Preheat oven to 375 degrees F. Line baking sheets with parchment or a silicone baking mat.
In a small bowl, whisk together the flour, salt and baking soda.
In a mixing bowl, combine the peanut butter, shortening, brown sugar, milk and vanilla. Beat at medium speed until well blended, about 2 to 3 minutes. Add the egg and beat just until blended. Reduce speed to low and add the dry ingredients to the creamed mixture gradually, mixing just until combined.
Put the granulated sugar in a small bowl. Scoop a tablespoonful of dough and roll into a ball between the palms of your hands. Roll the dough into the sugar and place on the baking sheet, about 2 inches apart. Dip the tines of a fork into the sugar and make a crisscross pattern on the cookies, flattening them slightly.
Bake for 7 to 8 minutes or until set and just beginning to brown.
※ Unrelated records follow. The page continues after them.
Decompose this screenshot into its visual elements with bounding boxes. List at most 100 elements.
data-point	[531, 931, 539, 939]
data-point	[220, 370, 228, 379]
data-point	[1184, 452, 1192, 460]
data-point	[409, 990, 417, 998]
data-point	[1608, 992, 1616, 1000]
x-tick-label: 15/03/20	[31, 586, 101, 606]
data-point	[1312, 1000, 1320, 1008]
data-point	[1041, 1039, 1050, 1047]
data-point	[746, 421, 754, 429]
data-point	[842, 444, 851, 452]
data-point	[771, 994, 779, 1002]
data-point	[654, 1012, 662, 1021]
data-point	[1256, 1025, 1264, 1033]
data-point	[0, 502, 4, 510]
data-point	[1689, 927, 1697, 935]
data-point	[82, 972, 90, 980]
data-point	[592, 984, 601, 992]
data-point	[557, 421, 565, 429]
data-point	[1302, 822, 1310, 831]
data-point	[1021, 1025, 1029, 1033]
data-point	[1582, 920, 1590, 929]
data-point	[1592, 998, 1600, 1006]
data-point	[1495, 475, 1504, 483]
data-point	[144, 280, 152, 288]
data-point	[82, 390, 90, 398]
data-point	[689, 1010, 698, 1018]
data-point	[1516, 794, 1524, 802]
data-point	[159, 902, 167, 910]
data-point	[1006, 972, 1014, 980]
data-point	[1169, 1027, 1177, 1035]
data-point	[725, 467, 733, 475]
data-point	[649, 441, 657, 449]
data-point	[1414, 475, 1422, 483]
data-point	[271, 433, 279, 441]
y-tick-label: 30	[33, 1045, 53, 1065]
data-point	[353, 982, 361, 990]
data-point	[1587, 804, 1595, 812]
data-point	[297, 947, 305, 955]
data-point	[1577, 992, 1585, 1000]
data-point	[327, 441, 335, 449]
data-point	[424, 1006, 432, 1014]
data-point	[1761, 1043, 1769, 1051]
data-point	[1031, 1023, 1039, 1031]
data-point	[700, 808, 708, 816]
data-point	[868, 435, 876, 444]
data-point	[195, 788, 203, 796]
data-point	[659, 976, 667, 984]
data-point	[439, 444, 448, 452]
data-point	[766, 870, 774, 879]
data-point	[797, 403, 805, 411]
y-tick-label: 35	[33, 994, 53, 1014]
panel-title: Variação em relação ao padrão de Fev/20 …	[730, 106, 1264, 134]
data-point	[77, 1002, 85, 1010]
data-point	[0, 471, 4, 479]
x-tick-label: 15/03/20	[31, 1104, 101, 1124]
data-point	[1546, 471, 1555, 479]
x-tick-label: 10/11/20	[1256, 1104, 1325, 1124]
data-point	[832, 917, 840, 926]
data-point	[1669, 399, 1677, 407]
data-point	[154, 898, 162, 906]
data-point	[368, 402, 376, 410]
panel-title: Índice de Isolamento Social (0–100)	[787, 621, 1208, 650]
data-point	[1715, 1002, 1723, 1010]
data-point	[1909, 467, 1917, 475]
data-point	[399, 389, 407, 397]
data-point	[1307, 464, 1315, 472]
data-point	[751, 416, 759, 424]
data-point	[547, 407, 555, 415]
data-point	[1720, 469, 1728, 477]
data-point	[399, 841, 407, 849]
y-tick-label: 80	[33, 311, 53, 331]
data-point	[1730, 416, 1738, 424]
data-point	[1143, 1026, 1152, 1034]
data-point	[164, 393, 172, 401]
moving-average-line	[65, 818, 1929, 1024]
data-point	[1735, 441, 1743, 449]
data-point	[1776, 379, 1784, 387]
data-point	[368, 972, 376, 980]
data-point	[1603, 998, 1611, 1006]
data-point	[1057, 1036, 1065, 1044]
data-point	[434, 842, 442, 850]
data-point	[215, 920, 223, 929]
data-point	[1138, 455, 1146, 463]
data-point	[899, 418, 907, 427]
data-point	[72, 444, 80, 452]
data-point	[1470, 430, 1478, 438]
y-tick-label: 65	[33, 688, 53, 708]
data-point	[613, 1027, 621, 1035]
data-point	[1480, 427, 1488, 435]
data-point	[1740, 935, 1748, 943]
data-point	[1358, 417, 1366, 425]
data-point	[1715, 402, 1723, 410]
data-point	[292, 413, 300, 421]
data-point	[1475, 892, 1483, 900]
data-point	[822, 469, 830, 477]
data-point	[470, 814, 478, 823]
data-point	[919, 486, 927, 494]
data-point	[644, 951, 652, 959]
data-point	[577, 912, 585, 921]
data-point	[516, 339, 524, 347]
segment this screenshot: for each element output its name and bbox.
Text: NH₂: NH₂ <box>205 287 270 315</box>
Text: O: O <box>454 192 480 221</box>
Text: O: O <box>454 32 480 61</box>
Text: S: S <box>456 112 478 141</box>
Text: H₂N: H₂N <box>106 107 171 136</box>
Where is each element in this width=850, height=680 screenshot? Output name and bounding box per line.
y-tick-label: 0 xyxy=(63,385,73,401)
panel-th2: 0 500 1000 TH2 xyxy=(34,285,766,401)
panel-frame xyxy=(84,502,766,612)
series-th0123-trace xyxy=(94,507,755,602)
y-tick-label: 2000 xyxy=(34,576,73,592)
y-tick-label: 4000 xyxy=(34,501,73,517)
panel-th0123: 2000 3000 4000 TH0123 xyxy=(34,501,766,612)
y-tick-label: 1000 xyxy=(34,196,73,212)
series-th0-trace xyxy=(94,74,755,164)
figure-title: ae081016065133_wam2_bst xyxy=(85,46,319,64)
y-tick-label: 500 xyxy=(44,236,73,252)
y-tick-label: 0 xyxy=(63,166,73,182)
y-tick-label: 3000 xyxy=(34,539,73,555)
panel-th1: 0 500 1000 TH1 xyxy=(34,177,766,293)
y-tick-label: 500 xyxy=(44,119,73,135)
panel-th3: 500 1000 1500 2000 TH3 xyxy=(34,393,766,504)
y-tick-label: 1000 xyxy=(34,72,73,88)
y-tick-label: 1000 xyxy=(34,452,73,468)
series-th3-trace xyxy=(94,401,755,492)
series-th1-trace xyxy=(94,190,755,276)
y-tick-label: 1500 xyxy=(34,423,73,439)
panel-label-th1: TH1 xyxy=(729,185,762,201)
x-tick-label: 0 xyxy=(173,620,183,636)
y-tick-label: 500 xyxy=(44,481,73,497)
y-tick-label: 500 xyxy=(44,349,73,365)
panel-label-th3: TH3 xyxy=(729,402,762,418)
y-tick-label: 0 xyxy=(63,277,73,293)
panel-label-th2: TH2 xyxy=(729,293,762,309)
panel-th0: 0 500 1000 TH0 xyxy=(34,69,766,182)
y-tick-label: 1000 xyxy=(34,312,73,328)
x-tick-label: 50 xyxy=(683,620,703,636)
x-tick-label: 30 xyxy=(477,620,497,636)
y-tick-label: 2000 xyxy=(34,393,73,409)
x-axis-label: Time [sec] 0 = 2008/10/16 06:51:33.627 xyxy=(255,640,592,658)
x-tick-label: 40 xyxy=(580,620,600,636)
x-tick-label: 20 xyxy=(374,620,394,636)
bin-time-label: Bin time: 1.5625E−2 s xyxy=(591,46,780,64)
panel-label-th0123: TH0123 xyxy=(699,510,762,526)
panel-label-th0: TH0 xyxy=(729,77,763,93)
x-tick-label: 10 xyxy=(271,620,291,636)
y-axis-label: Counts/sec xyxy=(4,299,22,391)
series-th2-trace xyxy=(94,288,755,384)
Cool 2 minutes on baking sheet before removing to a wire rack to cool completely. The cookies can be stored in an airtight container at room temperature for up to 1 week or frozen for up to 3 months.
Preparing your pans - Whether you use cookie sheets or rimmed baking sheets, be sure that your sheets are ungreasedor lined with parchment to keep the cookies from spreading and absorbing too much grease.
Can you use butter instead of shortening? In a word, no. Shortening keeps the cookies from spreading too much, keeps them from being crumbly, and ensures that they are nice and soft. Replacing it with butter would significantly alter the texture of the cookies and I beg you not to do it. They do now make butter-flavored shortening that I've used from time to time if you're worried about the flavor.
Peanut Butter - It is important to use traditional, processed peanut butter (i.e. Jif, Skippy, Peter Pan, etc.) in this recipe. Using natural peanut butter that has oil separation will be much too greasy and cause the cookies to spread and become crumbly, so I do not recommend using natural peanut butter.
Nut Butter Alternatives - You can use other nut butters such as almond butter, cashew butter, etc. as long as they do not have oil separation (see the note above). A great almond butter substitute that works exceptionally well in all baked goods I've tried it with is Barney Butter.
Avoid crumbly cookies - The three most common reasons peanut butter cookies end up crumbly are (1) too much flour; (2) using the wrong kind of peanut butter, and (3) they are overbaked. Be sure to either weigh your flour or spoon it into your measuring cup before leveling (the scoop method often results in too much flour), use the correct type of peanut butter (see above), and take the cookies out when the centers still look soft and underdone. They will set as they cool.
Fun Extras - You can jazz these cookies up a bit if you'd like! Try rolling in colored sugars for a festive look or add some mix-ins - try a ½ cup of chopped peanuts, mini chocolate chips, peanut butter chips, butterscotch chips, or any other mix-in you like to pair with peanut butter!
Make-Ahead - You can prepare the cookie dough and refrigerate for up to 3 days before baking. When ready, let it sit on the counter for about 30 minutes before scooping and proceeding with baking.
Storage - These cookies will keep in an airtight container at room temperature for up to 1 week.
Freezing Instructions - These cookies freeze exceptionally well! You can freeze the balls of dough in a ziptop plastic bag for up to 3 months. Remove from the freezer, let sit at room temperature for 30 minutes, then roll in sugar and make the crisscross pattern on top, then bake as directed, adding an extra minute. You can also freeze the baked cookies by wrapping them individually in plastic wrap, then place them in a ziptop bag and freeze for up to 3 months.